Emerging practices such as AI assisted development introduce additional complexity. When code and dependencies are suggested or generated automatically, the visibility of decision making can decrease. This can lead to the introduction of unnecessary, outdated or insecure components without deliberate scrutiny.

For senior leaders, this reinforces a familiar principle. Technology changes, but accountability does not.

.

From technical detail to strategic question

The risk associated with third party dependencies is often discussed in technical forums. It is framed in terms of vulnerabilities, exploits, and development practices.

At board level, the question is simpler, and more difficult.

Do we understand what we are relying on?

Do we have confidence in how those dependencies are selected, integrated and monitored?

Are we able to respond effectively when something goes wrong?

These are not questions that can be answered solely by technical teams. They require organisational clarity, governance structures, and informed oversight.

.

Trust is the real asset at stake

Ultimately, the issue is not just about code. It is about trust.

Customers trust that your systems will protect their data. Partners trust that your services will behave reliably. Regulators trust that you are managing risk responsibly.

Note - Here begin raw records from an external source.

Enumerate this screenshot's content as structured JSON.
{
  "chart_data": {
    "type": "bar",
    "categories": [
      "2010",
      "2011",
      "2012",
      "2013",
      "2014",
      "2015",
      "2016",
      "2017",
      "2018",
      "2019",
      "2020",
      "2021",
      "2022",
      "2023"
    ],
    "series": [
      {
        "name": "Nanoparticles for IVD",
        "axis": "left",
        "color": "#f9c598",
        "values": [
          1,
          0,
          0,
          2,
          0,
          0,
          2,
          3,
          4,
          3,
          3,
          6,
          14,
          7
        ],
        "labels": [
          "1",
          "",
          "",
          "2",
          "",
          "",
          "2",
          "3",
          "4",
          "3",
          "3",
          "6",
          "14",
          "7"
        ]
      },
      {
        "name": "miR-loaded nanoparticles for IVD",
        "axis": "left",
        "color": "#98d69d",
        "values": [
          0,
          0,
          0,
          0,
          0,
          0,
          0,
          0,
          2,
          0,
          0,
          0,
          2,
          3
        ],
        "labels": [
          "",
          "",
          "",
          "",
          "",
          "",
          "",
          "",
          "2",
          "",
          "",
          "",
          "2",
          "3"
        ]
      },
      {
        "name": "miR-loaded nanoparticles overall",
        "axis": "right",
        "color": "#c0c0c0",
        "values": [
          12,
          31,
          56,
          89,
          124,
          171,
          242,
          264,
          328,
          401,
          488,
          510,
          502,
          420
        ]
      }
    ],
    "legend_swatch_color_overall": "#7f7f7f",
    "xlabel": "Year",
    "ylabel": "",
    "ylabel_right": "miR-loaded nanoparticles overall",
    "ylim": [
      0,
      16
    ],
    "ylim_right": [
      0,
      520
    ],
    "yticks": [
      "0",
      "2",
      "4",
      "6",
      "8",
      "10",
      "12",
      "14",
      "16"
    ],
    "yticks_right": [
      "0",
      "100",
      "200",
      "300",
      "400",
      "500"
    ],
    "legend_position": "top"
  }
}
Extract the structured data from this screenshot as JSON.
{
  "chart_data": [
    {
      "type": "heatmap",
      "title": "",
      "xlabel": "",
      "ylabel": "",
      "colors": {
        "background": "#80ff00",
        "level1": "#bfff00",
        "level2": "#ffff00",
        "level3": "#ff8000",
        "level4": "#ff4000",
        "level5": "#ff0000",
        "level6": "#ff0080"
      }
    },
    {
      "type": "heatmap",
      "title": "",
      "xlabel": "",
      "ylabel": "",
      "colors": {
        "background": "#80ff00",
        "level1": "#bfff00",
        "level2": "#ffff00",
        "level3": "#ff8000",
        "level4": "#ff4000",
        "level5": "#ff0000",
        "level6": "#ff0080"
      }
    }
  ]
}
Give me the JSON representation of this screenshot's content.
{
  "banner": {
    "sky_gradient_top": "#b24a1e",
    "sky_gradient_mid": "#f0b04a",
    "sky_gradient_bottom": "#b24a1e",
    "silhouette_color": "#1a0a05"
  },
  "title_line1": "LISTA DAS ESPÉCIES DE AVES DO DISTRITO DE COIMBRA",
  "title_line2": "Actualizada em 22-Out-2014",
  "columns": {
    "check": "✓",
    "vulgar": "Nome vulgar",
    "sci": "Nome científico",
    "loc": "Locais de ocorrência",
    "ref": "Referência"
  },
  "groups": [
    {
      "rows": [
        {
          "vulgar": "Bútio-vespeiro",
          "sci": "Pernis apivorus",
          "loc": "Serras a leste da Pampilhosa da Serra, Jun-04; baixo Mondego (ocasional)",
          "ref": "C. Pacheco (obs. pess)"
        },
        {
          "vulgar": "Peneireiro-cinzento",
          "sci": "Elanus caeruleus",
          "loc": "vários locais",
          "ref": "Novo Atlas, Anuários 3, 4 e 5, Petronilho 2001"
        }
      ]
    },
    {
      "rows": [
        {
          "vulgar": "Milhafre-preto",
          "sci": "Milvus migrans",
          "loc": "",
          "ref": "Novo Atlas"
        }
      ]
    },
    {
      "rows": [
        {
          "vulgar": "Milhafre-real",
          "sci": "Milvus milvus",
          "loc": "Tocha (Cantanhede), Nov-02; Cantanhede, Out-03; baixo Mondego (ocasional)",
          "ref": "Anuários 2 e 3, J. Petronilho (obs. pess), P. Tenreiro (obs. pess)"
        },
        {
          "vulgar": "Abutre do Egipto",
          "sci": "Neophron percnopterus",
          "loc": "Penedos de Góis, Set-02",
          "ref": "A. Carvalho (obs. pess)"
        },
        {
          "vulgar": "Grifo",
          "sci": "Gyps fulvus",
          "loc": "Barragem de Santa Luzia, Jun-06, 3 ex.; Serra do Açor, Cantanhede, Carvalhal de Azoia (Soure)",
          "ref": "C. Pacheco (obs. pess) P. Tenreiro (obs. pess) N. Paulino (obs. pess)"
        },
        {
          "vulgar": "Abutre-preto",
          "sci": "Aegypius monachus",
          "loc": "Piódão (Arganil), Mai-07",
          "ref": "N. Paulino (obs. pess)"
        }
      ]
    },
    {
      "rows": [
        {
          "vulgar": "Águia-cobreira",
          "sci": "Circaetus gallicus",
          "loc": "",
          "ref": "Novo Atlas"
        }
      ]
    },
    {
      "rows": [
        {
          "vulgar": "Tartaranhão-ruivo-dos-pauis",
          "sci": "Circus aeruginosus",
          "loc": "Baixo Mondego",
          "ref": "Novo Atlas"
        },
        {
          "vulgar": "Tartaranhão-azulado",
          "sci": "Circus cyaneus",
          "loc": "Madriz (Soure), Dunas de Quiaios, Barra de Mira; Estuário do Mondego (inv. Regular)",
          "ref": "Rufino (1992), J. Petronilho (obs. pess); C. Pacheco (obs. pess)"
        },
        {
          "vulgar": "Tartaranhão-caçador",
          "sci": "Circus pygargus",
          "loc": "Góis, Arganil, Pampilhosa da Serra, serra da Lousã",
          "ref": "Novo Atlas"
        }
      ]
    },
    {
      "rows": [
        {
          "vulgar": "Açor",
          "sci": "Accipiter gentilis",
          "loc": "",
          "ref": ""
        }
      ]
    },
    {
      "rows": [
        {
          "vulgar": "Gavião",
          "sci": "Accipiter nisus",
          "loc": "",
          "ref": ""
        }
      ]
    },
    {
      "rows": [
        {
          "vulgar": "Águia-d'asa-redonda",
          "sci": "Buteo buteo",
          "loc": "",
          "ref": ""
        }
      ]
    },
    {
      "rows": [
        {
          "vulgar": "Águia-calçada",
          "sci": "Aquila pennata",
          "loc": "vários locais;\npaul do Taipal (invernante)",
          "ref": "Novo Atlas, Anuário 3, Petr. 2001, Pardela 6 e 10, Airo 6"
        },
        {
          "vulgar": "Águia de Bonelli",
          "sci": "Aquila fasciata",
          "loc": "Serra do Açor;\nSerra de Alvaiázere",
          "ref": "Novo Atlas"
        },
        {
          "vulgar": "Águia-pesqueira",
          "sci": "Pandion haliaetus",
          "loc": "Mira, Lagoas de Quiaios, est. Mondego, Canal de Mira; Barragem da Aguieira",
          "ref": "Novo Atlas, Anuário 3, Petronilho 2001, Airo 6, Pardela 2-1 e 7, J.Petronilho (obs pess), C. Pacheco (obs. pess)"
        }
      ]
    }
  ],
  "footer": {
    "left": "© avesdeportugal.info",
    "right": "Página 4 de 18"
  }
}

When a supply chain issue leads to a breach or disruption, that trust is tested.

Organisations that treat dependency management as a technical detail risk being caught off guard. Those that recognise it as a strategic concern are better positioned to anticipate, absorb and respond to disruption.

The reality is straightforward. Your software is only as trustworthy as the components it depends on.

For senior leaders, the challenge is to ensure that this dependency is understood, governed and aligned with the organisation’s risk appetite.

Because in modern software, what you did not write may matter just as much as what you did.